Surface air temperature anomalies and the heat content (HC) of the upper layer of the polar oceans influenced the rate of melt this summer. Negative anomalies of ocean heat content in the upper 15 meters of the ocean in July 2021 (MERCATOR Ocean reanalysis, not shown here) slowed ice melt in the Kara, East Siberian and Chukchi Seas. A slow melt was reinforced by negative or neutral surface air temperature anomalies in June, July and August 2021 over parts of the Canadian Arctic, Chukchi Sea, Arctic Basin and eastern parts of the Kara and East Siberian Seas.

The 4.8 mln km2 minimum sea-ice extent reached on September 12, 2021 is a 0.9 mln km2 increase compared to last year’s minimum and is the 12th lowest minimum sea-ice extent since 1979, with the minimum summer sea-ice extent observed in 2012 (3.35 mln km2).
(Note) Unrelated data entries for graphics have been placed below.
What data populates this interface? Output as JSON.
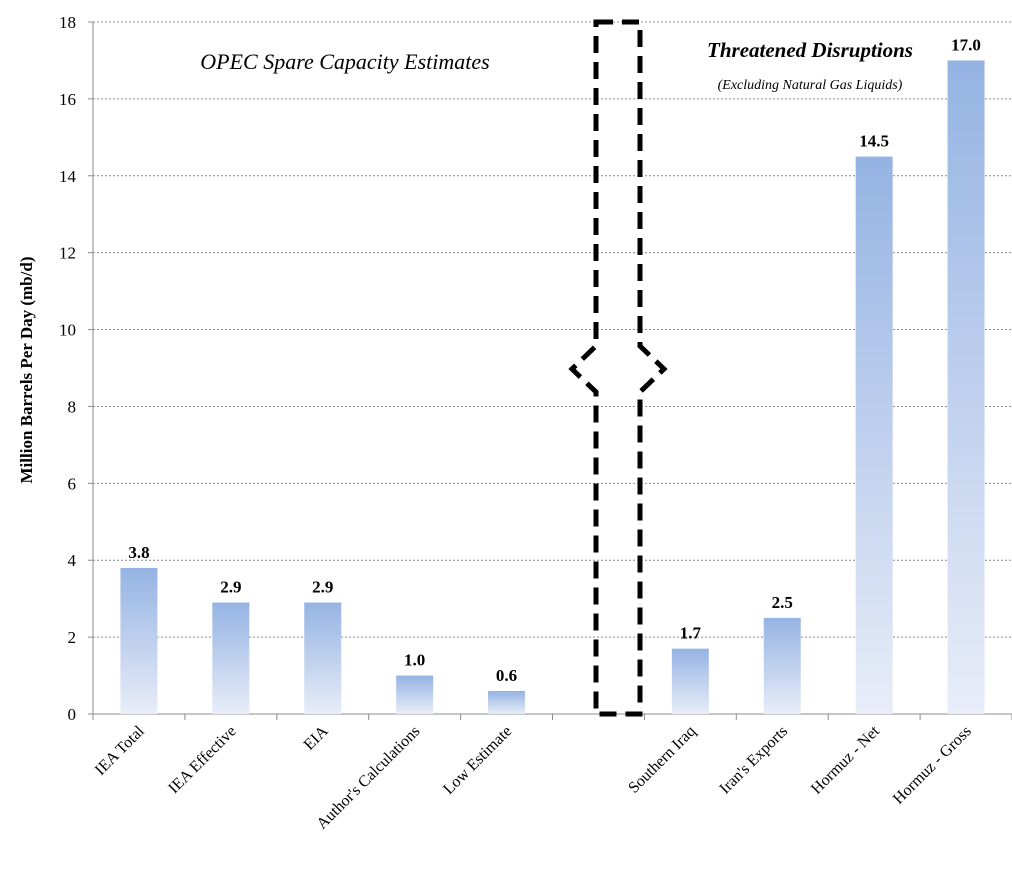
{
  "chart_data": {
    "type": "bar",
    "ylabel": "Million Barrels Per Day (mb/d)",
    "ylim": [
      0,
      18
    ],
    "yticks": [
      0,
      2,
      4,
      6,
      8,
      10,
      12,
      14,
      16,
      18
    ],
    "grid": true,
    "categories": [
      "IEA Total",
      "IEA Effective",
      "EIA",
      "Author's Calculations",
      "Low Estimate",
      "",
      "Southern Iraq",
      "Iran's Exports",
      "Hormuz - Net",
      "Hormuz - Gross"
    ],
    "values": [
      3.8,
      2.9,
      2.9,
      1.0,
      0.6,
      null,
      1.7,
      2.5,
      14.5,
      17.0
    ],
    "data_labels": [
      "3.8",
      "2.9",
      "2.9",
      "1.0",
      "0.6",
      "",
      "1.7",
      "2.5",
      "14.5",
      "17.0"
    ],
    "annotations": {
      "left_group": "OPEC Spare Capacity Estimates",
      "right_group": "Threatened Disruptions",
      "right_group_sub": "(Excluding Natural Gas Liquids)"
    },
    "colors": {
      "bar_top": "#95b3e3",
      "bar_bottom": "#e6ecf7",
      "divider": "#000000"
    }
  }
}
Estimates of the sea-ice volume based on numerical reanalysis (HYCOM-CICE, PIOMAS, not shown here) also show a slight recovery with a sea-ice volume higher than last year and comparable to September 2017. Ice masses of thick first year ice were present in the Eurasian Arctic throughout the summer and were still present in mid-September as a result, the northern sea route was not consistently ice free this summer. Sea ice conditions in the Beaufort Sea and the Canadian Arctic Archipelago were close to normal with the Northwest Passage closed.

 

sea ice summary september 2021sea ice summary september 2021

No long-range forecast for these sea ice charts for this period.